Comment peut-on envisager et comprendre le fait que l’on envoie nos malades à un pays régulièrement demandeur de nos médecins ?», s’interroge Sadok Boudeya, le Secrétaire général du syndicat hospitalo-universitaires de l’Ariana. Et ce dernier de poursuivre : «Cette décision a eu un impact terrible sur l’image de la Tunisie. Comment peut-on à la fois traiter ainsi nos patients et dans le même temps booster le tourisme médical ?». Tout est dit…Voilà des mois que les hospitalo-universitaires vivent leur blues post-révolutionnaire. Des années durant. Car, nous le rappellent-t-ils, un préavis de grève avait été déposé en janvier 2011 (le 17) afin de contester une absence totale de reconnaissance dans leur travail aussi bien sanitaire qu’académique. Le but également était de sauver le service public, ni plus ni moins. «Le service public de la santé est primordial. Les gens y ont recours car ils n’ont pas les moyens. Leur pauvreté ou leur manque de ressources n’est pas une raison pour leur fournir des prestations insatisfaisantes. On ne peut pas se permettre de voir ce système s’écrouler. Dans certaines régions, près de 90 % de la population consultent dans les hôpitaux. C’est dire l’urgence du problème», déclare Dr Sonia Marrakchi, cardiologue au sein du même hôpital.

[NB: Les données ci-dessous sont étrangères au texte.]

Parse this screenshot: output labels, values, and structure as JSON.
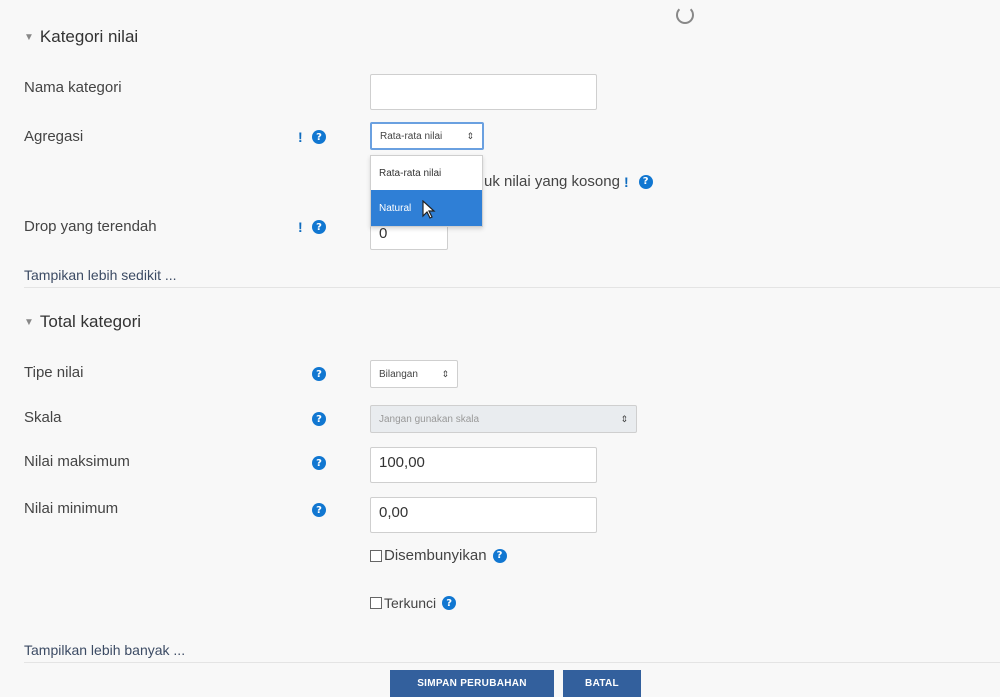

Des conditions «inacceptables»
L’hôpital Abderrahmen Mami est un hôpital dit de niveau 3, c’est-à-dire de spécialisation. Il concentre la fine fleur des médecins spécialisés dans les maladies respiratoires. Et pourtant…Ces derniers travaillent dans des conditions pour le moins difficiles. «Réformé», l’un des mots les plus usités sur place, désigne tout appareil en panne qui n’a plus aucune chance d’être réparé. Seulement voilà, pour cause (la plupart du temps) budgétaire, la majorité de ce qui est cassé est soit colmaté de manière rudimentaire (au scotch), soit mis de côté à des fins de décoration. La situation pourrait presque prêter à sourire… sauf que la vie de patients est en danger. Et c’est ainsi qu’à notre arrivée, l’équipe médicale se remettait à peine (en réalité n’y parvenait pas) du décès d’un jeune homme de 30 ans originaire de Kasserine parce que les médecins n’ont pas pu lui faire une échographie cardiaque, l’appareil faisant défaut, afin de rapidement lui diagnostiquer son mal. Et c’est ainsi, qu’il y a quelques mois, un malade est mort après avoir été longtemps bloqué dans un ascenseur en panne. Et c’est ainsi que les médecins, au lieu de pratiquer une «simple» célioscopie, sont obligés d’ouvrir le thorax des malades, car ils n’ont pas de sacs stériles. Au problème chronique des moyens matériels, nos hôpitaux font face également à un problème «humain». Les médecins sont fatigués. Ils ne comptent plus leurs horaires. A notre arrivée, certains avaient fait près de 36 heures de garde à la file. A l’hôpital Abderrahmen Tlili, l’exemple du service de réanimation est frappant. Dans les standards internationaux, ce service prend en charge des cas lourds qui nécessitent des soins importants. La moyenne voudrait qu’une infirmière s’occupe de deux malades. Toutefois, dans notre cas d’espèce, le grand service de la capitale avec 22 lits, est «géré» par trois à quatre infirmières. Résultat ? Le médecin est non seulement submergé mais il doit également s’acquitter du travail du personnel manquant. La situation s’était aggravée bien avant la Révolution. Certes, concèdent les médecins. Mais elle a «empiré» depuis. «(Après la Révolution), le citoyen est demandeur de soins de qualité, ce qui est légitime.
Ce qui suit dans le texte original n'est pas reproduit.